Claire Simmons, Residential Property
It’s tougher than ever for first-time buyers to get onto the property ladder. The average age of a purchaser continues to rise, saving for a deposit is increasingly difficult, and the combined pressures of the cost-of-living crisis and fluctuating mortgage rates have created significant barriers. While there were signs that interest rates might begin to ease, ongoing global instability has kept the mortgage market unpredictable, with rates shifting rapidly.
Against this backdrop, it’s no surprise that many parents are stepping in to help. The so-called “bank of mum and dad” has become an essential source of funding for many first-time buyers. Whether it’s a contribution towards a deposit or covering the full cost of a property purchase, including legal fees, stamp duty and other disbursements, family support can be invaluable.
However, as Claire Simmons, Residential Property Partner at Hay & Kilner, explains, such generosity can come with unintended legal, financial and emotional consequences if not handled carefully.
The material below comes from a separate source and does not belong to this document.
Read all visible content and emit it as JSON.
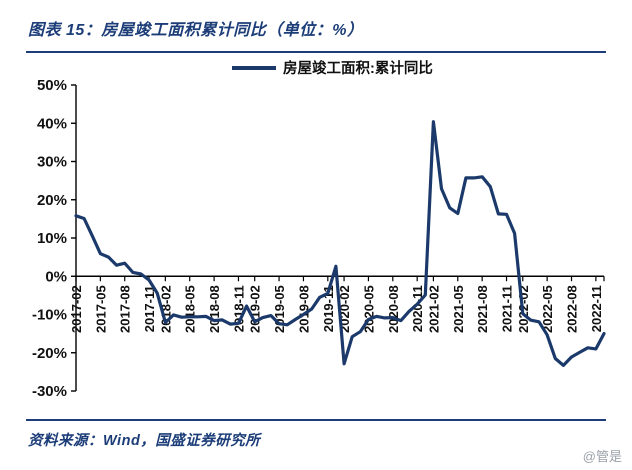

Loan or gift: getting the basics right
One of the most important considerations is establishing whether the financial support is a loan or a gift. This distinction is crucial, particularly when a mortgage is involved. Most lenders require clarity on the source of funds and are generally reluctant to proceed if the money is structured as a loan, as it may affect the buyer’s ability to repay their mortgage.
If the contribution is intended as a gift, it is essential to formalise this through a gifted deposit declaration. This document confirms that the parents have no legal interest in the property and relinquish any control over the funds. While this may seem straightforward, it can have significant implications if expectations are not clearly aligned from the outset.
Planning for the future
Even when money is given as a gift, it’s important to consider what might happen in the future. What if the property is sold? What if your child remortgages or decides to add a partner as a co-owner? Without clear agreements in place, including a co-habitation or where appropriate a pre-nuptial agreement parents may find themselves with no recourse to recover their contribution or protect their interests.
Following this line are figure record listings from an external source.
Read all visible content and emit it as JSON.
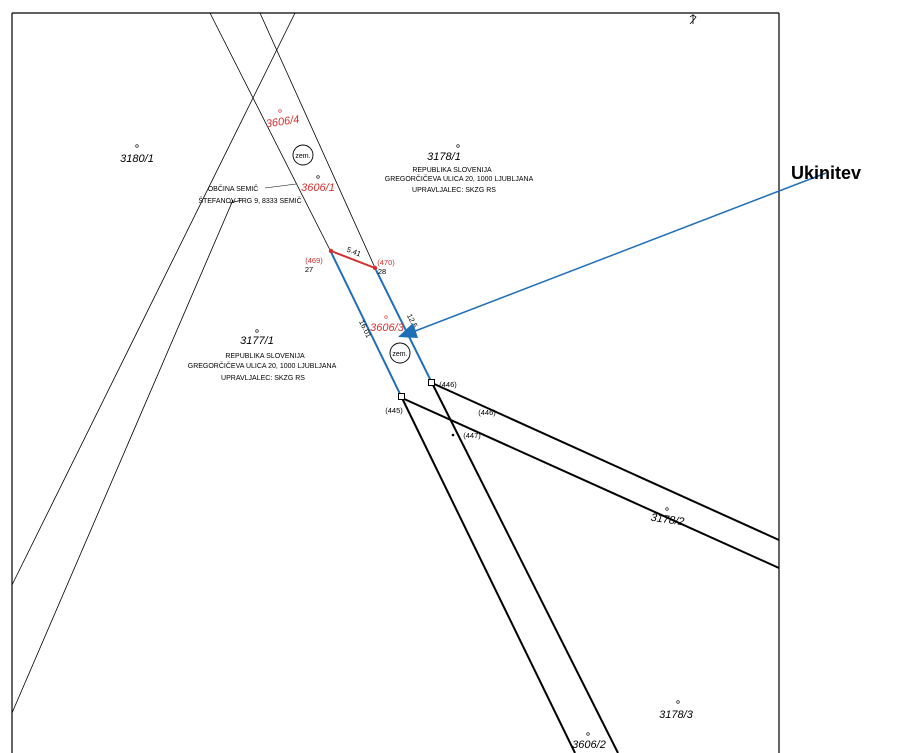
{
  "parcels": {
    "p3180_1": "3180/1",
    "p3606_4": "3606/4",
    "p3606_1": "3606/1",
    "p3178_1": "3178/1",
    "p3177_1": "3177/1",
    "p3606_3": "3606/3",
    "p3178_2": "3178/2",
    "p3178_3": "3178/3",
    "p3606_2": "3606/2"
  },
  "owners": {
    "semic_name": "OBČINA SEMIČ",
    "semic_address": "ŠTEFANOV TRG 9, 8333 SEMIČ",
    "rs1_name": "REPUBLIKA SLOVENIJA",
    "rs1_address": "GREGORČIČEVA ULICA 20, 1000 LJUBLJANA",
    "rs1_manager": "UPRAVLJALEC: SKZG RS",
    "rs2_name": "REPUBLIKA SLOVENIJA",
    "rs2_address": "GREGORČIČEVA ULICA 20, 1000 LJUBLJANA",
    "rs2_manager": "UPRAVLJALEC: SKZG RS"
  },
  "points": {
    "p469": "(469)",
    "p27": "27",
    "p470": "(470)",
    "p28": "28",
    "p446a": "(446)",
    "p445": "(445)",
    "p446b": "(446)",
    "p447": "(447)"
  },
  "dimensions": {
    "top": "5.41",
    "left": "16.01",
    "right": "12.5"
  },
  "zem_label": "zem.",
  "legend": {
    "label": "Ukinitev"
  },
  "colors": {
    "red": "#d23030",
    "blue": "#1f6fb8",
    "black": "#000000"
  }
}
For those who wish to retain some level of financial protection, a Declaration of Trust, could be an option. This legal document sets out the respective interests in the property and could help to “ring-fence” the parents’ contribution. It can also specify whether any repayment should reflect the original amount or a proportionate share of any increase in the property’s value.
Having said that, this may not withstand the test of the courts should the child marry and then subsequently obtain a divorce and as such a cohabitation agreement.
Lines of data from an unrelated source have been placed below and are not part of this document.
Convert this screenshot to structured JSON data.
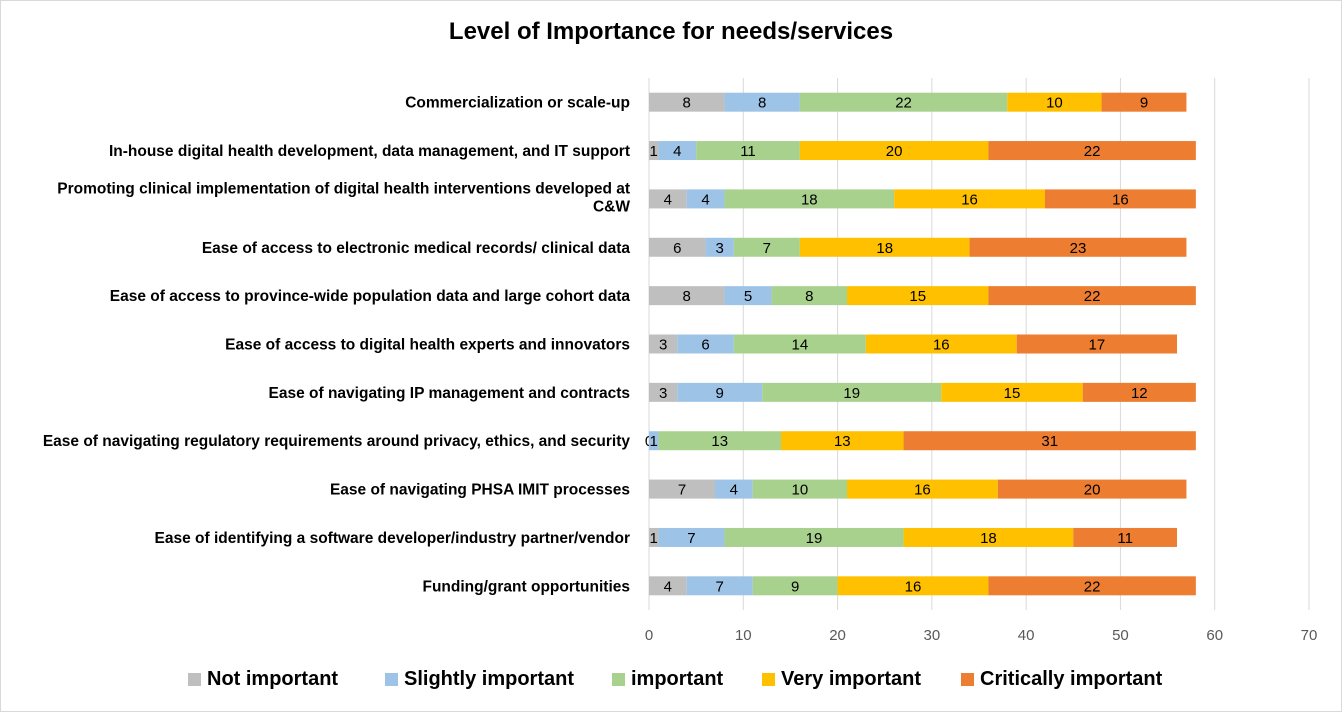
{
  "chart_data": {
    "type": "bar",
    "orientation": "horizontal",
    "stacked": true,
    "title": "Level of Importance for needs/services",
    "categories": [
      "Commercialization or scale-up",
      "In-house digital health development, data management, and IT support",
      "Promoting clinical implementation of digital health interventions developed at C&W",
      "Ease of access to electronic medical records/ clinical data",
      "Ease of access to province-wide population data and large cohort data",
      "Ease of access to digital health experts and innovators",
      "Ease of navigating IP management and contracts",
      "Ease of navigating regulatory requirements around privacy, ethics, and security",
      "Ease of navigating PHSA IMIT processes",
      "Ease of identifying a software developer/industry partner/vendor",
      "Funding/grant opportunities"
    ],
    "category_lines": [
      [
        "Commercialization or scale-up"
      ],
      [
        "In-house digital health development, data management, and IT support"
      ],
      [
        "Promoting clinical implementation of digital health interventions developed at",
        "C&W"
      ],
      [
        "Ease of access to electronic medical records/ clinical data"
      ],
      [
        "Ease of access to province-wide population data and large cohort data"
      ],
      [
        "Ease of access to digital health experts and innovators"
      ],
      [
        "Ease of navigating IP management and contracts"
      ],
      [
        "Ease of navigating regulatory requirements around privacy, ethics, and security"
      ],
      [
        "Ease of navigating PHSA IMIT processes"
      ],
      [
        "Ease of identifying a software developer/industry partner/vendor"
      ],
      [
        "Funding/grant opportunities"
      ]
    ],
    "series": [
      {
        "name": "Not important",
        "color": "#BFBFBF",
        "values": [
          8,
          1,
          4,
          6,
          8,
          3,
          3,
          0,
          7,
          1,
          4
        ]
      },
      {
        "name": "Slightly important",
        "color": "#9DC3E6",
        "values": [
          8,
          4,
          4,
          3,
          5,
          6,
          9,
          1,
          4,
          7,
          7
        ]
      },
      {
        "name": "important",
        "color": "#A9D18E",
        "values": [
          22,
          11,
          18,
          7,
          8,
          14,
          19,
          13,
          10,
          19,
          9
        ]
      },
      {
        "name": "Very important",
        "color": "#FFC000",
        "values": [
          10,
          20,
          16,
          18,
          15,
          16,
          15,
          13,
          16,
          18,
          16
        ]
      },
      {
        "name": "Critically important",
        "color": "#ED7D31",
        "values": [
          9,
          22,
          16,
          23,
          22,
          17,
          12,
          31,
          20,
          11,
          22
        ]
      }
    ],
    "xlim": [
      0,
      70
    ],
    "xticks": [
      "0",
      "10",
      "20",
      "30",
      "40",
      "50",
      "60",
      "70"
    ],
    "grid": true,
    "legend_position": "bottom"
  }
}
Registering such arrangements properly ensures that all parties understand their rights and obligations, helping to avoid disputes later on.
Stamp duty and tax considerations
The structure of financial support can also have tax implications. For example, If a parent was looking to co-own a property with their child then their child could inadvertently lose their first time Buyer relief and their could be Capital Gains Tax consequences for a second home for a parent.
Inheritance tax is another important factor. Gifts made by parents may fall within the “seven-year rule,” meaning they could still be considered part of the estate if the donor passes away within seven years of making the gift. This could have implications for estate planning and tax liabilities, particularly if not properly documented.
Family dynamics and fairness
Beyond the legal and financial considerations, there are also important family dynamics to take into account. Providing financial assistance to one child may raise questions of fairness, particularly if there are other siblings who may not receive the same level of support.
Without clear planning, this can lead to complications when it comes to inheritance. For example, a child who has already received a substantial gift towards a property purchase may effectively benefit twice if no adjustments are made in a will. Setting out intentions clearly, both legally and within the family, can help to manage expectations and prevent disputes.
Relationship breakdowns and unforeseen risks
Another key consideration is the impact of relationship changes. If your child enters into a marriage or long-term partnership, their spouse or partner may acquire rights to the property. In the event of a separation or divorce, this could put the parents’ financial contribution at risk.
Similarly, unforeseen circumstances such as bankruptcy or death can create complex legal challenges if no formal agreements are in place. Executors of an estate may not be aware of informal arrangements, potentially leading to confusion or disputes among beneficiaries.
The importance of early legal advice
The common thread running through all these scenarios is the importance of seeking legal advice early in the process. Engaging with legal experts at the start of a property search allows families to explore the available options and put appropriate safeguards in place before any money changes hands.
At Hay & Kilner, specialists across property, wills and probate, and family law work together to provide a comprehensive approach. By addressing potential issues proactively, families can avoid costly and emotionally draining disputes further down the line.
A well-intentioned gesture, done properly
Helping a child onto the property ladder is a generous and often life-changing gesture. But without the right legal framework, it can lead to unintended consequences that affect both finances and family relationships.
By taking the time to clarify intentions, formalise agreements and seek expert advice, parents can ensure their support achieves its intended purpose, providing a secure foundation for the next generation, without creating complications for the future.